E não há de ter no presente caso.

Mesmo porque a questão não é tão singela quanto esses procuradores querem deixar transparecer.

O território tradicional Cinta Larga está encravado no meio de três unidades distintas do MPF: Vilhena e Ji-Paraná, no lado de Rondônia, e Juína, no Estado de Mato Grosso.

Assim, quem teria atribuição, então? Em que medida seria essa atribuição?

Quem defenderia o Povo Cinta Larga contra toda sorte de opressões????

A questão indígena não reconhece fronteiras. Pelo menos, não as nossas.

Umas das grandes dificuldades de se trabalhar com índios no Brasil é a lacuna legislativa. Não existem normas adequadas para balizar as decisões a serem adotadas. Normalmente, a lei é feita por brancos, para regrar a vida dos brancos. Pouco se pensa nos indígenas. Quando se pensa…

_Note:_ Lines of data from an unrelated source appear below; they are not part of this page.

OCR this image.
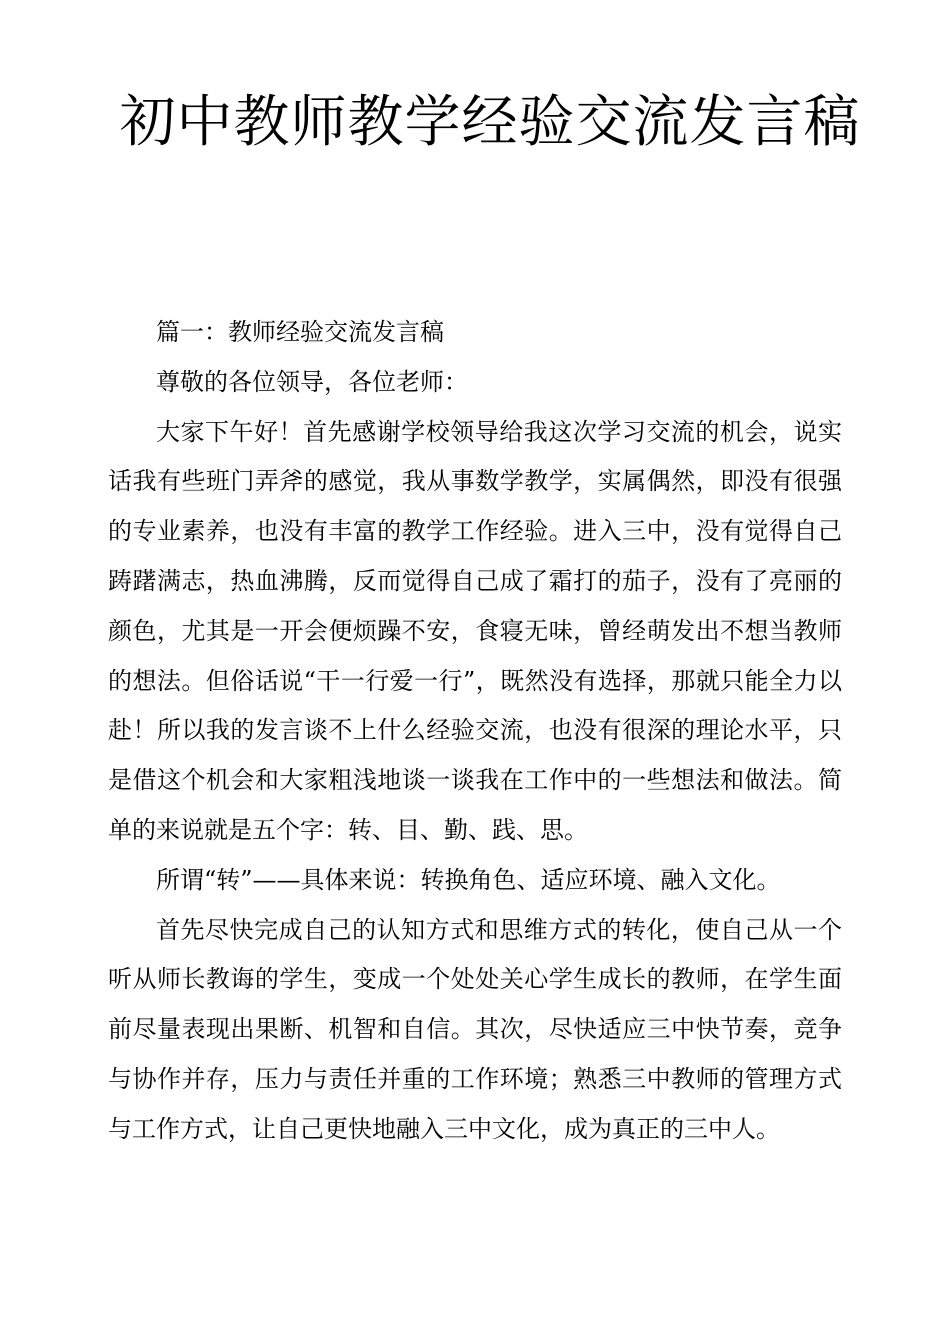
初中教师教学经验交流发言稿

篇一：教师经验交流发言稿

尊敬的各位领导，各位老师：

大家下午好！首先感谢学校领导给我这次学习交流的机会，说实话我有些班门弄斧的感觉，我从事数学教学，实属偶然，即没有很强的专业素养，也没有丰富的教学工作经验。进入三中，没有觉得自己踌躇满志，热血沸腾，反而觉得自己成了霜打的茄子，没有了亮丽的颜色，尤其是一开会便烦躁不安，食寝无味，曾经萌发出不想当教师的想法。但俗话说“干一行爱一行”，既然没有选择，那就只能全力以赴！所以我的发言谈不上什么经验交流，也没有很深的理论水平，只是借这个机会和大家粗浅地谈一谈我在工作中的一些想法和做法。简单的来说就是五个字：转、目、勤、践、思。

所谓“转”——具体来说：转换角色、适应环境、融入文化。

首先尽快完成自己的认知方式和思维方式的转化，使自己从一个听从师长教诲的学生，变成一个处处关心学生成长的教师，在学生面前尽量表现出果断、机智和自信。其次，尽快适应三中快节奏，竞争与协作并存，压力与责任并重的工作环境；熟悉三中教师的管理方式与工作方式，让自己更快地融入三中文化，成为真正的三中人。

Assim, o desafio é conciliar as leis normais à realidade indígena.

Todos diriam que o princípio territorial deveria ser observado. Mas a problemática indígena é diferente. A questão que se apresenta, mais ainda! Dotada de peculiaridades absurdamente singulares, aqui parcialmente retratadas, ela impõe que ao menos consideremos agir diversamente.

E se tem uma Instituição que pode ir além de regras comezinhas; que pode ousar fazer Justiça, ainda que o cenário legal não esteja completamente claro; essa Instituição se chama Ministério Público Federal.

Precisamos urgentemente ir além. Precisamos ousar. Precisamos fazer jus à majestade com que o constituinte nos brindou. Não devemos temer a grandeza – porque a sociedade está contando com ela.

O procurador de Vilhena já confidenciou que tenciona ser transferido na próxima remoção.

Logo, a controvérsia submetida ao elevado crivo de Vossas Excelências não envolve afastar um procurador para deixar outro agir, mas tirar um que quer trabalhar e deixar o problema no limbo, sujeito ao sabor dos vários procuradores que passarão por aquela pequena unidade ano após ano.

Digam-me, então, se é possível esperar que esses tantos procuradores que passarão por Vilhena e lá permanecerão apenas enquanto o próximo concurso de remoção não tiver lugar (um ano, dois no máximo) possam dar tratamento condizente a uma causa dessa envergadura!

Digam-me se é possível que um procurador de PRM, que tem sob sua responsabilidade o trabalho de toda uma unidade, nas suas mais diversas e difíceis áreas, com poucos servidores, com audiências, processos judiciais e inquéritos policiais por atender, cuidar de um caso que envolve, até agora, cerca de 250 volumes de documentos!

Digam-me se é possível relegar um trabalho, que o Grande Cláudio Fonteles sentenciou há mais de doze anos que ninguém conseguia resolver, a uma tal situação!!!

Digam-me se é justo, não comigo, que trabalhei nessa causa quase um terço da minha vida, mas com o Povo Cinta Larga, que está assistindo, atônito, à possibilidade de ver suas esperanças sucumbirem. Impotente. Esquecido. Ultrajado.

A comunidade indígena moveu montanhas para mandar um representante perante esse augusto colegiado e, através dele, implorar para que sua opinião tivesse algum valor.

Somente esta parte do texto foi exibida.